In Berlin, a mother chats with her child’s doctor via a computer screen. In a Paris shop, the grocery shelves are stocked and more supplies are on the way. In Amsterdam, a student makes an online rent payment. In Romania, an ambulance is dispatched to a car accident.
All those moments – along with countless conveniences that pack daily life – nowadays happen with the help of datacenters. Purposely nondescript, these warehouses contain tens of thousands of interconnected computer servers plus the equipment needed to ensure the servers are always running, always available.
Simply put, they are the physical infrastructure behind cloud computing. And across Europe, Microsoft datacenters are operating around the clock to support a wide spectrum of critical services, from the life-saving work of doctors and first responders to essential services like groceries and online banking. At the same time, datacenters also empower everyday necessities like food deliveries, remote work and video calls to family.
As Europeans brace for the possibility of a wintertime energy crisis, market researchers and energy consultants are calling datacenters critical enablers of modern society – including how they foster hybrid work schedules that reduce travel and allow office buildings to use less heat and electricity.
Despite the role datacenters play in so many aspects of people’s lives, most people don’t give them a second thought.
“Without datacenter infrastructure, which is the invisible infrastructure, will you still be able to do the things you need for working, resting and playing? Unless you’re off grid, the answer is no, you’re not going to be able to do any of those things,” says Rahiel Nasir, an associate research director at the market research firm IDC. He is based in the U.K.
“They are critical to our modern society,” adds Nasir, a member of IDC’s European cloud and cloud data management research programs.
Echoing those words, energy advisers Baringa labeled datacenters as “essential for modern society” – the top finding of a July report published by the U.K.-based consultancy.
From health care to grocery shopping, from online schools to online banking, it’s difficult to think of many corners of life that aren’t dependent on cloud services hosted in datacenters. Microsoft Azure and Microsoft Teams are products that rely on datacenters.
In medicine, hundreds of hospitals and clinics in Europe rely on Azure’s cloud capabilities to track patient records, schedule surgeries and engage with patients via telehealth systems. A German software company created an Azure-based solution that has helped more than 600 European health care facilities manage the work schedules of doctors, nurses and other staff.
A hospital in the Czech Republic uses Azure IoT to help monitor medication storage. In Poland, a surgeon uses augmented reality to precisely perform a procedure. And Azure hosts the public health records and the robotic medicine dispensing system for a hospital in Malta.
For urgent medical matters, Microsoft datacenters support emergency dispatch services across Europe, including 112-call systems and the mapping platforms that help route emergency vehicles to people in need and to the nearest hospitals.
In the world of money, some European financial services run their risk assessment programs in Azure, helping them make smarter decisions about where and how to invest. The cloud also enables financial trading systems, a core driver of economic markets.
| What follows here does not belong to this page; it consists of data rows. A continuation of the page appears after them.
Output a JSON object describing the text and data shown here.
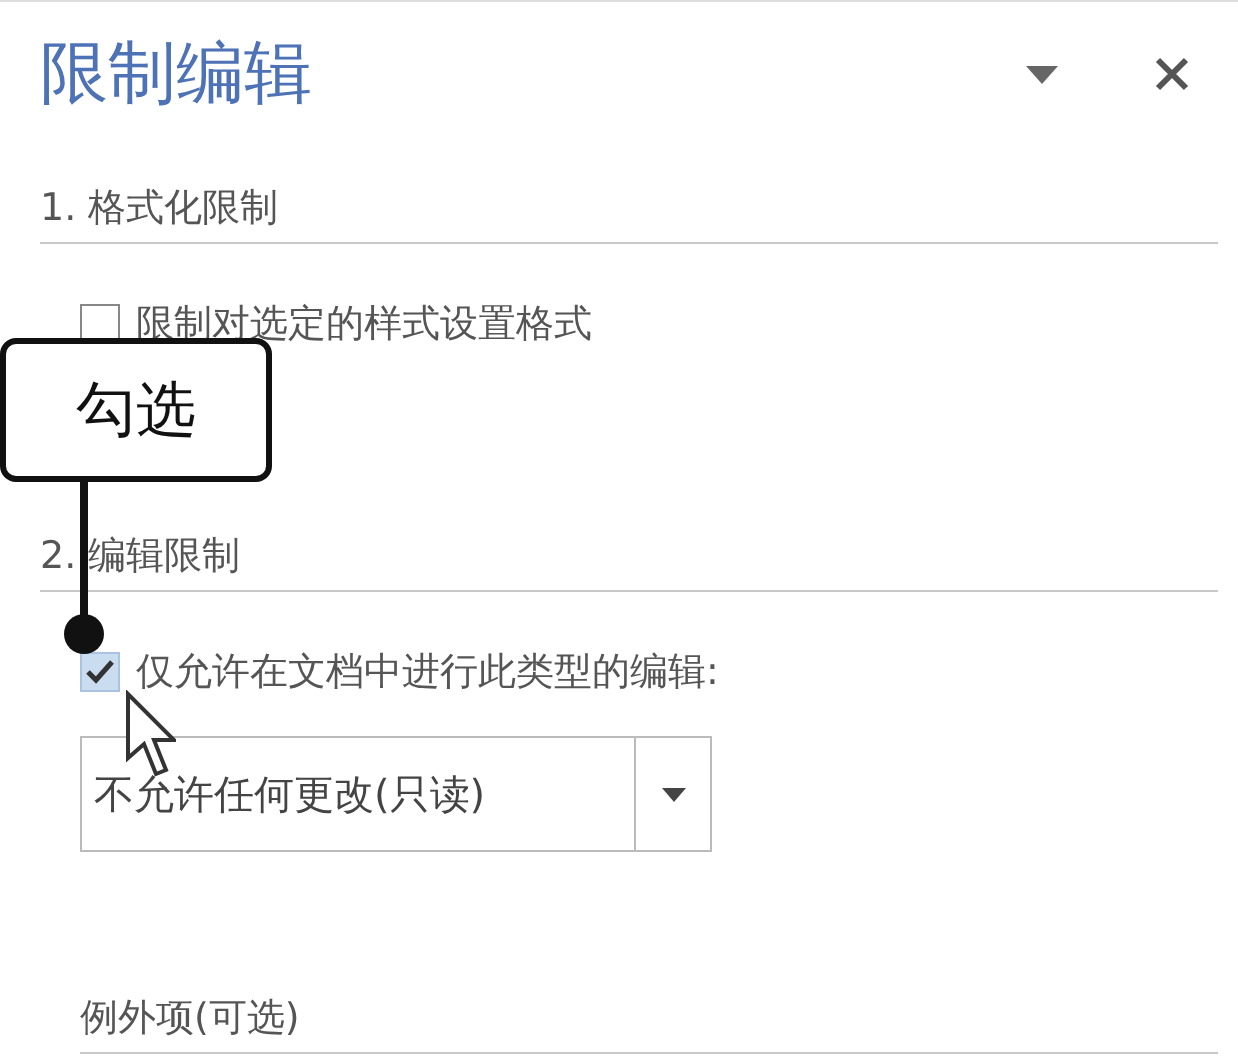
{
  "pane": {
    "title": "限制编辑"
  },
  "sections": [
    {
      "heading": "1. 格式化限制",
      "options": [
        {
          "label": "限制对选定的样式设置格式",
          "checked": false
        }
      ]
    },
    {
      "heading": "2. 编辑限制",
      "options": [
        {
          "label": "仅允许在文档中进行此类型的编辑:",
          "checked": true
        }
      ],
      "dropdown": {
        "value": "不允许任何更改(只读)"
      }
    },
    {
      "heading": "例外项(可选)"
    }
  ],
  "callout": {
    "text": "勾选"
  }
}
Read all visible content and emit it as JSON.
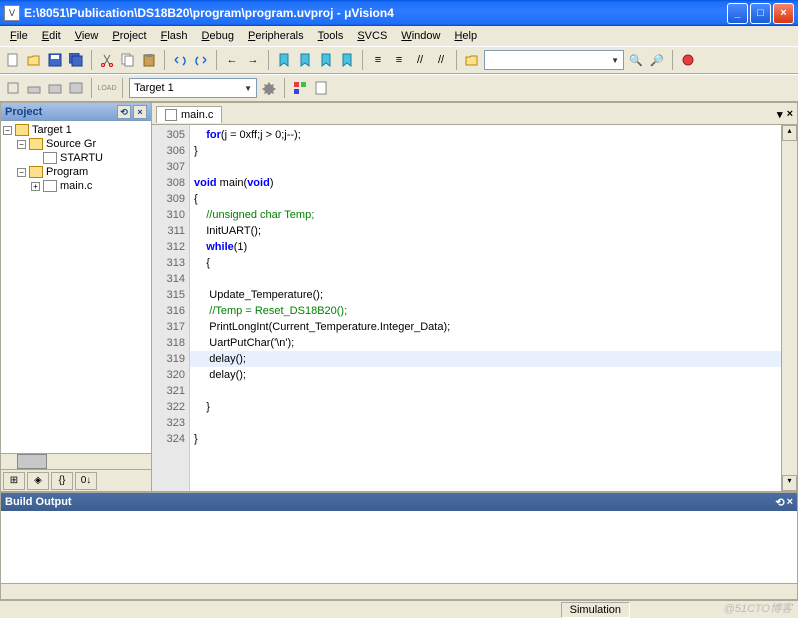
{
  "window": {
    "title": "E:\\8051\\Publication\\DS18B20\\program\\program.uvproj - μVision4",
    "icon_letter": "V"
  },
  "menu": [
    "File",
    "Edit",
    "View",
    "Project",
    "Flash",
    "Debug",
    "Peripherals",
    "Tools",
    "SVCS",
    "Window",
    "Help"
  ],
  "toolbar2": {
    "target_combo": "Target 1"
  },
  "project": {
    "title": "Project",
    "tree": {
      "target": "Target 1",
      "group1": "Source Gr",
      "file1": "STARTU",
      "group2": "Program",
      "file2": "main.c"
    },
    "tabs": [
      "⊞",
      "◈",
      "{}",
      "0↓"
    ]
  },
  "editor": {
    "tab": "main.c",
    "lines_start": 305,
    "lines_end": 324,
    "code": [
      {
        "n": 305,
        "t": "    for(j = 0xff;j > 0;j--);",
        "kw": [
          "for"
        ]
      },
      {
        "n": 306,
        "t": "}"
      },
      {
        "n": 307,
        "t": ""
      },
      {
        "n": 308,
        "t": "void main(void)",
        "kw": [
          "void",
          "void"
        ]
      },
      {
        "n": 309,
        "t": "{"
      },
      {
        "n": 310,
        "t": "    //unsigned char Temp;",
        "cm": true
      },
      {
        "n": 311,
        "t": "    InitUART();"
      },
      {
        "n": 312,
        "t": "    while(1)",
        "kw": [
          "while"
        ]
      },
      {
        "n": 313,
        "t": "    {"
      },
      {
        "n": 314,
        "t": ""
      },
      {
        "n": 315,
        "t": "     Update_Temperature();"
      },
      {
        "n": 316,
        "t": "     //Temp = Reset_DS18B20();",
        "cm": true
      },
      {
        "n": 317,
        "t": "     PrintLongInt(Current_Temperature.Integer_Data);"
      },
      {
        "n": 318,
        "t": "     UartPutChar('\\n');"
      },
      {
        "n": 319,
        "t": "     delay();",
        "hl": true
      },
      {
        "n": 320,
        "t": "     delay();"
      },
      {
        "n": 321,
        "t": ""
      },
      {
        "n": 322,
        "t": "    }"
      },
      {
        "n": 323,
        "t": ""
      },
      {
        "n": 324,
        "t": "}"
      }
    ]
  },
  "build": {
    "title": "Build Output"
  },
  "status": {
    "mode": "Simulation"
  },
  "watermark": "@51CTO博客"
}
In the stores, some European retailers rely on Microsoft Teams and its cloud-based collaboration functions to communicate with employees in the aisles or checkout lanes. At the back end, datacenters allow retail managers to track stock.
And to keep the lights on in those stores as well as in thousands of other businesses, hospitals and private homes, European utility providers trust datacenters to carry the critical workloads that help them manage electrical grids.
“Just looking across that list of industries and all the enablement they provide, datacenters are critical,” says Corey Sanders, corporate vice president of Microsoft cloud for industry and global expansion.
“Across almost every industry – manufacturing, transportation, even hospitality – there is some aspect of dependency, whether it be legacy services running in the cloud or modern digital transformation capabilities that have been invented in the cloud,” Sanders says.